The World Wide Web - a Briton's free gift to the world
The World Wide Web is generally acknowledged to have been invented by British computer scientist Tim Berners-Lee (pictured) whilst working at CERN, the European particle physics laboratory in Geneva. He also created the first website.
Tim Berners-Lee was born in 1955. Both of his parents were computer scientists, working on the Ferranti Mark I, the first commercial computer. Berners-Lee studied Physics at Oxford University.
In 1984 he was working at CERN on the design of the laboratory’s computer network, developing procedures that allowed different computers to communicate with one another and researchers to control remote machines.
In 1989 Berners-Lee drew up a proposal for creating a global hypertext document system that would make use of the Internet. His goal was to provide researchers with the ability to share their results, techniques, and practices without having to exchange emails.
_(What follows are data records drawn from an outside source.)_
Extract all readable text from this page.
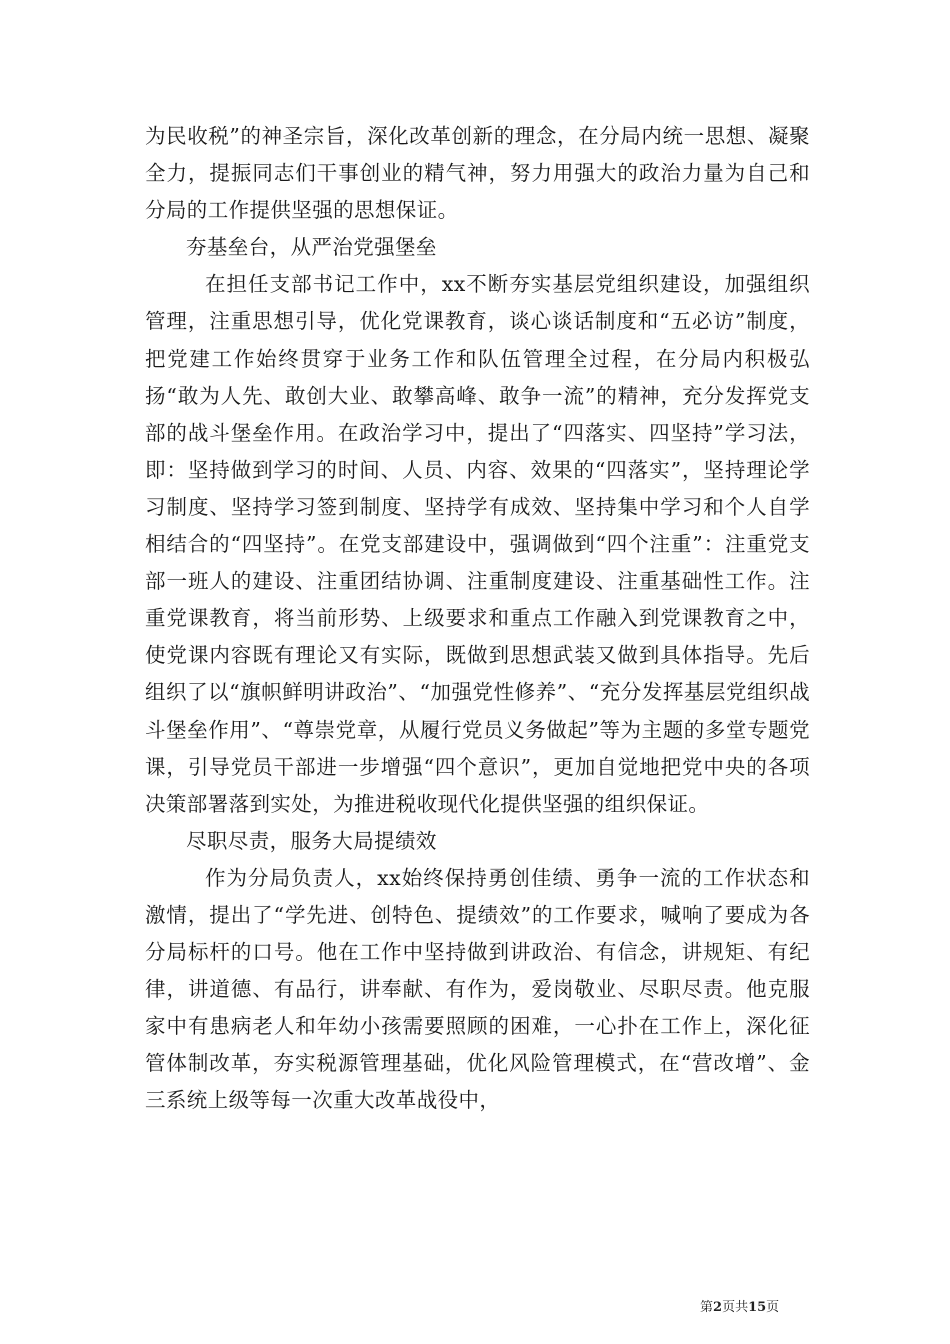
为民收税”的神圣宗旨，深化改革创新的理念，在分局内统一思想、凝聚全力，提振同志们干事创业的精气神，努力用强大的政治力量为自己和分局的工作提供坚强的思想保证。

夯基垒台，从严治党强堡垒

在担任支部书记工作中，xx不断夯实基层党组织建设，加强组织管理，注重思想引导，优化党课教育，谈心谈话制度和“五必访”制度，把党建工作始终贯穿于业务工作和队伍管理全过程，在分局内积极弘扬“敢为人先、敢创大业、敢攀高峰、敢争一流”的精神，充分发挥党支部的战斗堡垒作用。在政治学习中，提出了“四落实、四坚持”学习法，即：坚持做到学习的时间、人员、内容、效果的“四落实”，坚持理论学习制度、坚持学习签到制度、坚持学有成效、坚持集中学习和个人自学相结合的“四坚持”。在党支部建设中，强调做到“四个注重”：注重党支部一班人的建设、注重团结协调、注重制度建设、注重基础性工作。注重党课教育，将当前形势、上级要求和重点工作融入到党课教育之中，使党课内容既有理论又有实际，既做到思想武装又做到具体指导。先后组织了以“旗帜鲜明讲政治”、“加强党性修养”、“充分发挥基层党组织战斗堡垒作用”、“尊崇党章，从履行党员义务做起”等为主题的多堂专题党课，引导党员干部进一步增强“四个意识”，更加自觉地把党中央的各项决策部署落到实处，为推进税收现代化提供坚强的组织保证。

尽职尽责，服务大局提绩效

作为分局负责人，xx始终保持勇创佳绩、勇争一流的工作状态和激情，提出了“学先进、创特色、提绩效”的工作要求，喊响了要成为各分局标杆的口号。他在工作中坚持做到讲政治、有信念，讲规矩、有纪律，讲道德、有品行，讲奉献、有作为，爱岗敬业、尽职尽责。他克服家中有患病老人和年幼小孩需要照顾的困难，一心扑在工作上，深化征管体制改革，夯实税源管理基础，优化风险管理模式，在“营改增”、金三系统上级等每一次重大改革战役中，

第2页共15页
Instead, researchers would place such information “online,” where their peers could immediately retrieve it anytime, day or night.
Berners-Lee wrote the software for the first Web server (the central repository for the files to be shared) and the first Web client, or “browser” (the program to access and display files retrieved from the server), between October 1990 and the summer of 1991.
Berners-Lee gave his invention to the world for free.
In 1994, in the United States, he established the World Wide Web (W3) Consortium at the Massachusetts Institute of Technology’s Laboratory for Computer Science. The consortium, in consultation with others, lends oversight to the Web and the development of standards.
Sir Tim was knighted by the Queen in 2004.